Tuer “200 imams”: seize militants d’ultradroite qui voulaient cibler les musulmans jugés
Entre 2017 et 2018, le groupe d’ultradroite “Action des forces opérationnelles” avait projeté des actions violentes contre la communauté musulmane en France. Seize personnes, dont trois femmes, sont renvoyées devant le tribunal correctionnel de Paris ce mardi pour “association de malfaiteurs terroriste”.
Le procès pour “association de malfaiteurs terroriste” de 16 militants d’un groupe d’ultradroite, “Action des forces opérationnelles” (AFO), soupçonnés d’avoir planifié des actions violentes visant les musulmans de France, s’ouvre ce mardi 10 juin devant le tribunal correctionnel de Paris. Ils sont en apparence des monsieur et madame Tout-le-Monde, ingénieur, comptable à la retraite, infirmière et même diplomate. Treize hommes et trois femmes se définissant comme patriotes et partageant un attrait pour l’armée.
Tous ont rejoint entre 2017 et 2018 le groupe AFO, une organisation “hiérarchisée et structurée” planifiant des “actions violentes concrètes dans des lieux symboliques” de l’Islam, selon l’ordonnance des juges d’instruction, a rapporté BFMTV. L’enquête a révélé que l’objectif revendiqué de AFO était de “faire prendre conscience (…) du risque de pénétration islamiste”, dans le but de “rétablir pour nos enfants et nos petits-enfants l’héritage bâti par nos ancêtres”.
Empoisonnement au cyanure
Le groupe avait imaginé une “opération halal” prévoyant de dissimuler les femmes d’AFO sous des niqabs pour empoisonner de la nourriture dans les rayons halal de supermarchés avec du cyanure ou de la mort aux rats. L’objectif final n’était pas de tuer mais d’intoxiquer les acheteurs “pour discréditer la nourriture halal”. Pour marquer les esprits et terroriser les musulmans, AFO imaginait aussi tuer “200 imams radicalisés” et faire exploser la porte d’une mosquée de Clichy-la-Garenne (Hauts-de-Seine).

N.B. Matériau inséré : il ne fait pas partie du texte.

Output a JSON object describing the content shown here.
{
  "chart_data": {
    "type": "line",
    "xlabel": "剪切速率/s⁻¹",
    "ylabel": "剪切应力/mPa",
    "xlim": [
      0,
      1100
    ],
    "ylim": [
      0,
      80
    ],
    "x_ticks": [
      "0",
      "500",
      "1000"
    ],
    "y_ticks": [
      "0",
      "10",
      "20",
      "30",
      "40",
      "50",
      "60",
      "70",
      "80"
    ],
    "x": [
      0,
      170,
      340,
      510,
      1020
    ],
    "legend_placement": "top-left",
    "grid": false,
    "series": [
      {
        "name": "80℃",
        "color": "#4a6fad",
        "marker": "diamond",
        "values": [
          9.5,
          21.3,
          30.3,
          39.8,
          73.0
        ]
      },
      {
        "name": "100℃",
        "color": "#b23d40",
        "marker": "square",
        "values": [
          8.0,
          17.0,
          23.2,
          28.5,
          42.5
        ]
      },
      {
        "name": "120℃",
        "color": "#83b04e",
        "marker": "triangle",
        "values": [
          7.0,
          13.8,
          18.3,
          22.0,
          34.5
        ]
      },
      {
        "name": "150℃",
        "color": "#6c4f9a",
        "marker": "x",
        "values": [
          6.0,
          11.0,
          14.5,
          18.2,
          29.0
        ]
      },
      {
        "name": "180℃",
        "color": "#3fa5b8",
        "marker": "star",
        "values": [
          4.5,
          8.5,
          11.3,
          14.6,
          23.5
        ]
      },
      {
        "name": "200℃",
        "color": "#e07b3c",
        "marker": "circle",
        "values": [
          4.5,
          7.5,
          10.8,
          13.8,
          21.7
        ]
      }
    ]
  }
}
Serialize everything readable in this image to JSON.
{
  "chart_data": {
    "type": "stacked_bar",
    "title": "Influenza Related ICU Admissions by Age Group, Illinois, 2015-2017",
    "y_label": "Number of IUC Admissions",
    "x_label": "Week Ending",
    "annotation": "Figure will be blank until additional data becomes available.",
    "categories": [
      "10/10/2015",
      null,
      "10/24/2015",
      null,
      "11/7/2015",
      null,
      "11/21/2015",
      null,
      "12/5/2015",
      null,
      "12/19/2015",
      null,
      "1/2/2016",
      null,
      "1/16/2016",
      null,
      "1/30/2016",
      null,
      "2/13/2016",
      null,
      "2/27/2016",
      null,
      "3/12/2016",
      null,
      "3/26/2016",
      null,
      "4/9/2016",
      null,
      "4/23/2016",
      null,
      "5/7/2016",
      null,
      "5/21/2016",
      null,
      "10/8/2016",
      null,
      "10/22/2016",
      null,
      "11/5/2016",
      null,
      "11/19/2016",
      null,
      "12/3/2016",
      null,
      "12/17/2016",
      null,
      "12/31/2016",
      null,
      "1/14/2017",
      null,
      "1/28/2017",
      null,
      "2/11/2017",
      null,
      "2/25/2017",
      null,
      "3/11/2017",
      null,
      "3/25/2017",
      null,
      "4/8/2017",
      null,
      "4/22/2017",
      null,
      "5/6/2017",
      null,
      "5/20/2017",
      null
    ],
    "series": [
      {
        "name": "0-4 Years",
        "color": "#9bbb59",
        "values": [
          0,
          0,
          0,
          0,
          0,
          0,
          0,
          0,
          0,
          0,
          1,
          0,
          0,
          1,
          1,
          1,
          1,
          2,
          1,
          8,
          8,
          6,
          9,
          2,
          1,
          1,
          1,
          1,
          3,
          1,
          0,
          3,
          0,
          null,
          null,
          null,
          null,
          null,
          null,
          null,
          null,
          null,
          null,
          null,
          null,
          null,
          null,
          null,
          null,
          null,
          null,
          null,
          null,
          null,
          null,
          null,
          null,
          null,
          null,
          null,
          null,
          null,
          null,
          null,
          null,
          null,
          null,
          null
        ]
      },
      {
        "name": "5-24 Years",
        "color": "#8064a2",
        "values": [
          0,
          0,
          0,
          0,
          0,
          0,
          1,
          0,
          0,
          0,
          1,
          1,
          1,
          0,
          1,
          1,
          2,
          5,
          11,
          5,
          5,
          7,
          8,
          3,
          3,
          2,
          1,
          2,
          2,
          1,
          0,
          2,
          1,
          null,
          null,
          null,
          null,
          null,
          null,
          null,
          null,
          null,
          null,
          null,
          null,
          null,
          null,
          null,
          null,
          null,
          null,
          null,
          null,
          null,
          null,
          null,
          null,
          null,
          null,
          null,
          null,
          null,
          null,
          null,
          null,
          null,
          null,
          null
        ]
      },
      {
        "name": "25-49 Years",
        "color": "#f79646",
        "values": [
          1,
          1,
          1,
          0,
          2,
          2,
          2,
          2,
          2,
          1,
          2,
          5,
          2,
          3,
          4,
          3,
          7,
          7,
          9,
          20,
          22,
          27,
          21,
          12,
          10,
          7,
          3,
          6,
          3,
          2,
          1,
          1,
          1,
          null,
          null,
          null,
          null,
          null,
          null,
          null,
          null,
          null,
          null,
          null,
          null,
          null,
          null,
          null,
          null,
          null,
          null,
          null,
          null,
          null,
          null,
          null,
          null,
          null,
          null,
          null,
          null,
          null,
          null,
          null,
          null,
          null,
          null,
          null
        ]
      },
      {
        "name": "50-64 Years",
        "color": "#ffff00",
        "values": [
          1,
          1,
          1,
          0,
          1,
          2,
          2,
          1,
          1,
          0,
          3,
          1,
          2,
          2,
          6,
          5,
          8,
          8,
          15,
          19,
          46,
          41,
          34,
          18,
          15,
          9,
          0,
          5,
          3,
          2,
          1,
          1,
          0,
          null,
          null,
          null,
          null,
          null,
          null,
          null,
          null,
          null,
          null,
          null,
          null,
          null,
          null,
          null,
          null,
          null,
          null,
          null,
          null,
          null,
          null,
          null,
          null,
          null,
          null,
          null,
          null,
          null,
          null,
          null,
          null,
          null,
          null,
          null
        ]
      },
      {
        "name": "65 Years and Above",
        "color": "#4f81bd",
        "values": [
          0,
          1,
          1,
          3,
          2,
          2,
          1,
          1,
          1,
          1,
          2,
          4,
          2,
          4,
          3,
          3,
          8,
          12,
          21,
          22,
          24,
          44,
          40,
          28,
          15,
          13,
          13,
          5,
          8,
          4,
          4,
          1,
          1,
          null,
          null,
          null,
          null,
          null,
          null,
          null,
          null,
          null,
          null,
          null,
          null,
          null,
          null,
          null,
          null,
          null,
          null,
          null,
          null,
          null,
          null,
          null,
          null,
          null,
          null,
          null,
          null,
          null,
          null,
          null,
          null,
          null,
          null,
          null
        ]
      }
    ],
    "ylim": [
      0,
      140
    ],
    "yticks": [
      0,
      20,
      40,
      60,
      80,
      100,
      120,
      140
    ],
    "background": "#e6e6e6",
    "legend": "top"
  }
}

Les 16 personnes, qui comparaîtront libres, sont considérées comme les plus radicales et les plus impliquées. Elles sont soupçonnées d’association de malfaiteurs terroriste et de recherches d’armes, avec des implications diverses. Guy S., nom de code “Richelieu”, retraité de la police nationale, a été identifié par les enquêteurs comme étant à l’origine de la formation d’AFO. Sa compagne, Marie-Véronique R., était elle chargée d’animer le blog “Réveil patriote”, organe prosélyte du groupe.
Des armes à feu et des milliers de munitions avaient été trouvées lors de perquisitions, y compris des éléments entrant dans la fabrication d’explosifs de type TATP. Le procès doit durer jusqu’au 27 juin.